Site-specific alleles are frequent in the rural area as observed by Soulama et al. [23] in Burkina Faso. Nevertheless, they are detected in lower proportions than common genotypes in both sites, probably due to their “instability” or technical limitations. It has been reported that some parasite genotypes could undergo major fluctuations in density, while others are highly stable [6,25-27].
The rate of polyclonal infections varied according to the site. At the rural area of Oyem the COI and the rate of multiple P. falciparum infections were the highest compared to Owendo and to previous data from other cities [18]. Although, malaria morbidity declined after the deployment of ACTs and bednet in Libreville, Port-Gentil, Franceville and Oyem, malaria prevalence remained the highest in this rural area [28]. The allelic diversity seems to confirm a greater malaria transmission in this city where presumably a significant inoculation of genetically different parasite populations occurs. Indeed, the level of transmission may affect the occurrence of mixed infections; polyclonal infections being more common in intense malaria transmission settings [19,21,23,29]. Moreover, the highest burden of malaria at Oyem could also be due to an absence of the control strategies impact or their insufficient deployment and it can suggest that the genetic profile of circulating parasites cannot be influenced only 3 years after the deployment of new control strategies [30].
The association between age and complexity of infection is not well understood. Some authors did not find any relation between the age and COI as found here. At Oyem, the rural area, the complexity of infection tended to increase with age as reported in a rural area in Burkina Faso [3,21-23,31]. However, an inverse tendency was observed in other endemic areas [32,33]. Moreover, in the present study, the complexity of infection among children aged more than 5 years was lower in the urban city of Owendo compared to that obtained in the rural area of Oyem.

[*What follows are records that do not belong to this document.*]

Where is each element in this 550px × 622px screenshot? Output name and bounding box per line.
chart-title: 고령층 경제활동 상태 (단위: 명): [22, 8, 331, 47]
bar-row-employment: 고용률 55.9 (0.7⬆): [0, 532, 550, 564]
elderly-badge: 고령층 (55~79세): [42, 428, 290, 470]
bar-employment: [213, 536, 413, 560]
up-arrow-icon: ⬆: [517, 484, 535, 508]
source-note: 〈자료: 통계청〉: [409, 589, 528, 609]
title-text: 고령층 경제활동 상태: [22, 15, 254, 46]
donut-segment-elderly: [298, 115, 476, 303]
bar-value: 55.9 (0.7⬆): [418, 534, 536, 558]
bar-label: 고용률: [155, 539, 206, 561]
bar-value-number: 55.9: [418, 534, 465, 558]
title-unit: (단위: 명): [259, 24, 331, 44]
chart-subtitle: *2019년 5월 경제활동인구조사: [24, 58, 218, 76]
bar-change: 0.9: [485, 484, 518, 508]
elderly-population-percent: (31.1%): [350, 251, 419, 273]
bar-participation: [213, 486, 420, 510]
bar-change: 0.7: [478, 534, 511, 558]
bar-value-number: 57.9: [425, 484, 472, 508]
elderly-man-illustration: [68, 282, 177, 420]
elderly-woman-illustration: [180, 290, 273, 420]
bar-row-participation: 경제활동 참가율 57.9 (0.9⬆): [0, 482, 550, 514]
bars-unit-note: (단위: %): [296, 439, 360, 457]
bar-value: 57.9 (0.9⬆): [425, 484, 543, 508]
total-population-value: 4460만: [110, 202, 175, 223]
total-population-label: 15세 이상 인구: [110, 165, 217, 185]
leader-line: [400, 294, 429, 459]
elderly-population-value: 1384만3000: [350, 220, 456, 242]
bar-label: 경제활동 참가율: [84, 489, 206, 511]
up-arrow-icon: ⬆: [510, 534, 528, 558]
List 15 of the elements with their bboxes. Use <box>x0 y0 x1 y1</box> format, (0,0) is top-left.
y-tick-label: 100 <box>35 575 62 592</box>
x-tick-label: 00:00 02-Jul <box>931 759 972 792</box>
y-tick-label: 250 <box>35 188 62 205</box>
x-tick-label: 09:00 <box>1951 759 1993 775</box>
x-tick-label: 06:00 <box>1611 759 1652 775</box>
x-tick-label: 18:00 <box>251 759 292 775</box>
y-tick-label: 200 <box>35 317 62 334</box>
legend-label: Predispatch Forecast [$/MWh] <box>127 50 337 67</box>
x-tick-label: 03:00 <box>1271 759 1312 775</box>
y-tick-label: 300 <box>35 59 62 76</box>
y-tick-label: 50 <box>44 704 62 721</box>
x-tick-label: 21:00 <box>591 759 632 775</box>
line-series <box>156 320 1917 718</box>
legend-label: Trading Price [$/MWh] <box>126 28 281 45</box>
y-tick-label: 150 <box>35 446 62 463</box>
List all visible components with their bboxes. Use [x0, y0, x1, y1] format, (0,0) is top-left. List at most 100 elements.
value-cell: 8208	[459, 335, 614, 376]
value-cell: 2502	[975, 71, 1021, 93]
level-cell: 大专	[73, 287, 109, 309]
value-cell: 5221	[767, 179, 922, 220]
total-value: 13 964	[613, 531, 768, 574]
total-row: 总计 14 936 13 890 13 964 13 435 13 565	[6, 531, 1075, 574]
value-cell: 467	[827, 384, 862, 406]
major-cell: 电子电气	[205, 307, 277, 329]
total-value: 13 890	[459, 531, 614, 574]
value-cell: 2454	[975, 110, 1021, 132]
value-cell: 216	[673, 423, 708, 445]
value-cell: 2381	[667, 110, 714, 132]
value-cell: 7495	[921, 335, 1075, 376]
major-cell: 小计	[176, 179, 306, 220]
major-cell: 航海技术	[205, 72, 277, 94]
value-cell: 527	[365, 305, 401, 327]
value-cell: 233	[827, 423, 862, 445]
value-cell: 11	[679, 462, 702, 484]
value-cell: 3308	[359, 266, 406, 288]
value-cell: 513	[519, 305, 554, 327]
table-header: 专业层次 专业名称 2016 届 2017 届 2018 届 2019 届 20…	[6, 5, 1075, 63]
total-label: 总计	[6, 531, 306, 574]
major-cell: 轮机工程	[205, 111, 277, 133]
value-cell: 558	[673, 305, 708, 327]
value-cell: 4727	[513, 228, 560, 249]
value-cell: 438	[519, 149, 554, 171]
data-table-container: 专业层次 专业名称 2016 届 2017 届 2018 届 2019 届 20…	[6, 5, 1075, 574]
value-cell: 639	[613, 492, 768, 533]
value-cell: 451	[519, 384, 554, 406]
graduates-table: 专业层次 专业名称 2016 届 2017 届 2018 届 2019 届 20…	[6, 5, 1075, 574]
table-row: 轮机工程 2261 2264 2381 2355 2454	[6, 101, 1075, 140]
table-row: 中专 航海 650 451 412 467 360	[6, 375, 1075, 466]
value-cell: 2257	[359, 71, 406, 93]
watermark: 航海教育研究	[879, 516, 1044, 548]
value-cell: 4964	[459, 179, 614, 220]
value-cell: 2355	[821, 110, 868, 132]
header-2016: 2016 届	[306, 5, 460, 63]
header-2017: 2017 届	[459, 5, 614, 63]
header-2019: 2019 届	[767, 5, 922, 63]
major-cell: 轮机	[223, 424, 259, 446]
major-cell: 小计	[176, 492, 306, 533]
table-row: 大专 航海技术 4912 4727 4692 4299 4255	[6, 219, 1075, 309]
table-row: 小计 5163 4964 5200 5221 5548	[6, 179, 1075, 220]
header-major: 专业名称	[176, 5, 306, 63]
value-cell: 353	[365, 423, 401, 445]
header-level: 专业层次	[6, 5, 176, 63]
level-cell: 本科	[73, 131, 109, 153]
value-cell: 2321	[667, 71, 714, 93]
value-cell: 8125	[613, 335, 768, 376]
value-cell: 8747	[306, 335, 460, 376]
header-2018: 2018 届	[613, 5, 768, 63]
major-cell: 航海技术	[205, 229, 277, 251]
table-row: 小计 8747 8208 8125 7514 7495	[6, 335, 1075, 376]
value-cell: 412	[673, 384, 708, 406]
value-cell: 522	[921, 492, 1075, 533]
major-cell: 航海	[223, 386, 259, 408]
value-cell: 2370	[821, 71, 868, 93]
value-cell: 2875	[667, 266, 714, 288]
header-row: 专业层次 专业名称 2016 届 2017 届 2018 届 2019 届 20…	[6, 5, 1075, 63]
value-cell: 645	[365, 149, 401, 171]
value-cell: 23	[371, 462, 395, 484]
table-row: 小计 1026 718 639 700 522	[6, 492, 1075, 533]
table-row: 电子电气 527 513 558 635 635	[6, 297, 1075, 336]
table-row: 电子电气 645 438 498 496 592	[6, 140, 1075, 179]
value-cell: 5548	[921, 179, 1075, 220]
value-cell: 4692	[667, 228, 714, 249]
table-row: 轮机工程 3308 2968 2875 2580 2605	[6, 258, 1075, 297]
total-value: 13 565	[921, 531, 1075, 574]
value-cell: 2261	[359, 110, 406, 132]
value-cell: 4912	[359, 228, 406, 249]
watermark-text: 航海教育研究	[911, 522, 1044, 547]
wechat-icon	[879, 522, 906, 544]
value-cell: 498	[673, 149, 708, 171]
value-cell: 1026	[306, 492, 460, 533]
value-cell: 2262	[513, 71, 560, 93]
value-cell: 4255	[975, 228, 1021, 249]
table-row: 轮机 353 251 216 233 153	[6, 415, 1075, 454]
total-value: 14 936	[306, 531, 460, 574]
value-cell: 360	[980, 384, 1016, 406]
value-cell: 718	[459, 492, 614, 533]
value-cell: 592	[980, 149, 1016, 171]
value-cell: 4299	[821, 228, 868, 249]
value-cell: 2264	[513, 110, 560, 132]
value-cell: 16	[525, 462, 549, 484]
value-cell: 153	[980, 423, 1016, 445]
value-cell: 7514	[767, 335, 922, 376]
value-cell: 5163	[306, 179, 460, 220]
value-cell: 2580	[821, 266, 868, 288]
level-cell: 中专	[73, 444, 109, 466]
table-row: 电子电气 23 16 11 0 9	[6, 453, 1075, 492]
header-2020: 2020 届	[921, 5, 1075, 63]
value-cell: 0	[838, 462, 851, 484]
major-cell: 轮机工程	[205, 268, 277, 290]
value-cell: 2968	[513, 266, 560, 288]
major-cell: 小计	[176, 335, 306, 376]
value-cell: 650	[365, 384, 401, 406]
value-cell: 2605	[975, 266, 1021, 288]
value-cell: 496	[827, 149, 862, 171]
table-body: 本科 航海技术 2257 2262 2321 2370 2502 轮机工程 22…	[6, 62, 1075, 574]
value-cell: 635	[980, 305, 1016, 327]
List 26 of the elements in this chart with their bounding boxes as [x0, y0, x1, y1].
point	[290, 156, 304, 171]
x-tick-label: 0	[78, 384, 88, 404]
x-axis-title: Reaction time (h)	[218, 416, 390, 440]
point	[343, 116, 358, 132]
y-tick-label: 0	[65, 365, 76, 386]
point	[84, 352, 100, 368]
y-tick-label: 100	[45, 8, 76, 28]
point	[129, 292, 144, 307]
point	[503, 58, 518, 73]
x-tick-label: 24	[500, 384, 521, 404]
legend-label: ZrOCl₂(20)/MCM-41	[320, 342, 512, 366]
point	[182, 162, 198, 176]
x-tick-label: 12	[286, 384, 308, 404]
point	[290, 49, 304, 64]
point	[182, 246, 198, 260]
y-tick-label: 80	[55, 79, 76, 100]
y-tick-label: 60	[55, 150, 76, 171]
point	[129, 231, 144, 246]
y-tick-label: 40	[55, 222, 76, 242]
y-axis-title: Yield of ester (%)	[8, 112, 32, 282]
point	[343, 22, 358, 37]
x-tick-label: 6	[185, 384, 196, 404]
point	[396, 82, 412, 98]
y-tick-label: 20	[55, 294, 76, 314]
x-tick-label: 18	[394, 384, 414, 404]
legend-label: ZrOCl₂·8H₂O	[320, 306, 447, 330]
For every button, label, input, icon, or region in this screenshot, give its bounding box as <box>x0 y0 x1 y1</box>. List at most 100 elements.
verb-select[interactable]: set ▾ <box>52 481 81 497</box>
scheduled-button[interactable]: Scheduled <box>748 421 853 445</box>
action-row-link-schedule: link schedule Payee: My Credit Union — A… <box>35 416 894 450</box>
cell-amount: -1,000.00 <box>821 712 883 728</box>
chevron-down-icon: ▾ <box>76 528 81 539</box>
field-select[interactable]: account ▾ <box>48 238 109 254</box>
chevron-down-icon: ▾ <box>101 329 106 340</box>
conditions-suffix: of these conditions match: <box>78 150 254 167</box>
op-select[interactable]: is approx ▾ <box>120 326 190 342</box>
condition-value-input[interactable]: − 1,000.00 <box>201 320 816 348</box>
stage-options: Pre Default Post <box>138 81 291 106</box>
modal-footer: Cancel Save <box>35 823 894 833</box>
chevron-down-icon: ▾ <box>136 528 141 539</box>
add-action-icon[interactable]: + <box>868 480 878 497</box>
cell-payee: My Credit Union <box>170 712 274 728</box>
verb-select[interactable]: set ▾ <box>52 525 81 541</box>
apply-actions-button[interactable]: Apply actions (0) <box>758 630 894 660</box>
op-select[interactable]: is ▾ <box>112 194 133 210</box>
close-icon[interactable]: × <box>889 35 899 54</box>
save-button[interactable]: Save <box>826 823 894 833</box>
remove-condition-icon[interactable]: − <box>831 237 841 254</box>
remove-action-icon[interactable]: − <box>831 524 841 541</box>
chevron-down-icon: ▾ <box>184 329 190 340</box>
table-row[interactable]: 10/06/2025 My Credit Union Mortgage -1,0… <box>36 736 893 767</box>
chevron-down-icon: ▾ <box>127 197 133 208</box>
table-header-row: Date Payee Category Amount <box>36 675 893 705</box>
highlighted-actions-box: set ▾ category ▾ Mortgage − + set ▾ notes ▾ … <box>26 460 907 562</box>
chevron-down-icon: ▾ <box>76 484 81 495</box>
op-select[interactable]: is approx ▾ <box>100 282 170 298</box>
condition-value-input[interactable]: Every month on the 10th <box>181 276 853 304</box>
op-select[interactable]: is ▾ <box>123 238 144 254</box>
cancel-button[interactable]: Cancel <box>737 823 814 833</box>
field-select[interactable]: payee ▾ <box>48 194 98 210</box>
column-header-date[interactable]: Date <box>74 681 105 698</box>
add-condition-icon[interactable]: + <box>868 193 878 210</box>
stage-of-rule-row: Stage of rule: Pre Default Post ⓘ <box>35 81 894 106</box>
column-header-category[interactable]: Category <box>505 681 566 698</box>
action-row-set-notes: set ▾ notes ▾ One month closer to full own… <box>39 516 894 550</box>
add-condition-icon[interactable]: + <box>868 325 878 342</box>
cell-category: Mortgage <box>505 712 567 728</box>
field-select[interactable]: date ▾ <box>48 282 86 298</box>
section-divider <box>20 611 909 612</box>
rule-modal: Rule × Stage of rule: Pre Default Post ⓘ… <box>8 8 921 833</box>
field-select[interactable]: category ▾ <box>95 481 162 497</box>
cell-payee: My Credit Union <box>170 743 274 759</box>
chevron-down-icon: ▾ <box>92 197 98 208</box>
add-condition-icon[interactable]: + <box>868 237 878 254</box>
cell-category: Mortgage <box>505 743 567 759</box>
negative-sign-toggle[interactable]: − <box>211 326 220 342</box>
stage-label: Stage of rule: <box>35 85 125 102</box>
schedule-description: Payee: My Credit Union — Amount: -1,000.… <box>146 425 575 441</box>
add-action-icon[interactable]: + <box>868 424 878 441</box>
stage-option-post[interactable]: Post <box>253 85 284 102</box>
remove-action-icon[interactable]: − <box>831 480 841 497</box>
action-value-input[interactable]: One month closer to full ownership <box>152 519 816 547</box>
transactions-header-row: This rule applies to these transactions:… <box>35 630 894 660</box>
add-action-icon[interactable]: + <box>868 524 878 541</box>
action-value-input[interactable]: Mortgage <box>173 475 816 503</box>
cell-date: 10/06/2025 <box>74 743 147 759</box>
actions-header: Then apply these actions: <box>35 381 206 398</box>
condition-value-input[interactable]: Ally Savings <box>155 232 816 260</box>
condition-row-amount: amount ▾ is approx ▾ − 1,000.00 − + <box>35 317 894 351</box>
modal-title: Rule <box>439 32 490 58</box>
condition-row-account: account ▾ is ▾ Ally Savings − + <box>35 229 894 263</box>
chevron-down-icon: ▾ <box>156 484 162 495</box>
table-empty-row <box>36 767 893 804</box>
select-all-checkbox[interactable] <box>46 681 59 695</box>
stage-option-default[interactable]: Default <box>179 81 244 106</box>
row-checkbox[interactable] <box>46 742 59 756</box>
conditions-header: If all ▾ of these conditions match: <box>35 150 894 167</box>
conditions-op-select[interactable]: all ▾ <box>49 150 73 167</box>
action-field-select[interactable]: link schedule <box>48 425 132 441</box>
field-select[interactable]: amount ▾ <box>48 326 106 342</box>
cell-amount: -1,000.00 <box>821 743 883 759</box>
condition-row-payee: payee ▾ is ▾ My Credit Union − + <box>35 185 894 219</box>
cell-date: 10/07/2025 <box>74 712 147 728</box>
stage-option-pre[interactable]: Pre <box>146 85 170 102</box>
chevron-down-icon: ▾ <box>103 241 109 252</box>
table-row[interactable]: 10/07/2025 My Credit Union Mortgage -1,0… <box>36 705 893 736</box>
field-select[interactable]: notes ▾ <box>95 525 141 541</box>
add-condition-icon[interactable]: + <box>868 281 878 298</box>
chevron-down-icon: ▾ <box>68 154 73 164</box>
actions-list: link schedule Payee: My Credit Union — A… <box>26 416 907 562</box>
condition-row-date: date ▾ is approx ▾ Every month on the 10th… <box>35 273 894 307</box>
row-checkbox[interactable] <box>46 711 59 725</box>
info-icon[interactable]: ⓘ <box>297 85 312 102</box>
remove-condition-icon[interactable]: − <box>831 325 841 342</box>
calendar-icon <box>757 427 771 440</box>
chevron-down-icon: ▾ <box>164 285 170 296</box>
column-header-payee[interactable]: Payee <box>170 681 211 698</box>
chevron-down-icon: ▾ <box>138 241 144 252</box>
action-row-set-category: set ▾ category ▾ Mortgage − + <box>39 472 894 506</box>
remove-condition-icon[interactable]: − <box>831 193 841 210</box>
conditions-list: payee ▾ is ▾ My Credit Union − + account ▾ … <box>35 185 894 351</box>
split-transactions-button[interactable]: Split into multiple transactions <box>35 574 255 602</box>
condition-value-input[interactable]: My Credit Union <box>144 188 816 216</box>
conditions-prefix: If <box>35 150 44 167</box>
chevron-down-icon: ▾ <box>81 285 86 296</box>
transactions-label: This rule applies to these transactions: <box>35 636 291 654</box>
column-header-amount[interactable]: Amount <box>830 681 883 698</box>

The main limitation of this study is the use of a single marker that has most likely reduced the genetic diversity evaluation of the parasites strains. Nonetheless, previous studies showed an extended genetic diversity of P. falciparum using msp1 gene as well as a correlation between endemicity and the number of msp1 gene distinct alleles [3]. The genetic diversity would probably be more highlighted if the sequence variation had been examined in isolates from both study sites.
A high genetic diversity of P. falciparum isolates from symptomatic children is observed at Oyem, a rural area of Gabon. A half of the detected alleles were common to urban and rural cities. The specific alleles were more frequently found in the rural area although at low frequency. Thus, the proportions of allele’s specific site compared to the common genotypes should be taken into accounts when designing MSP1 or MSP2 malaria vaccine.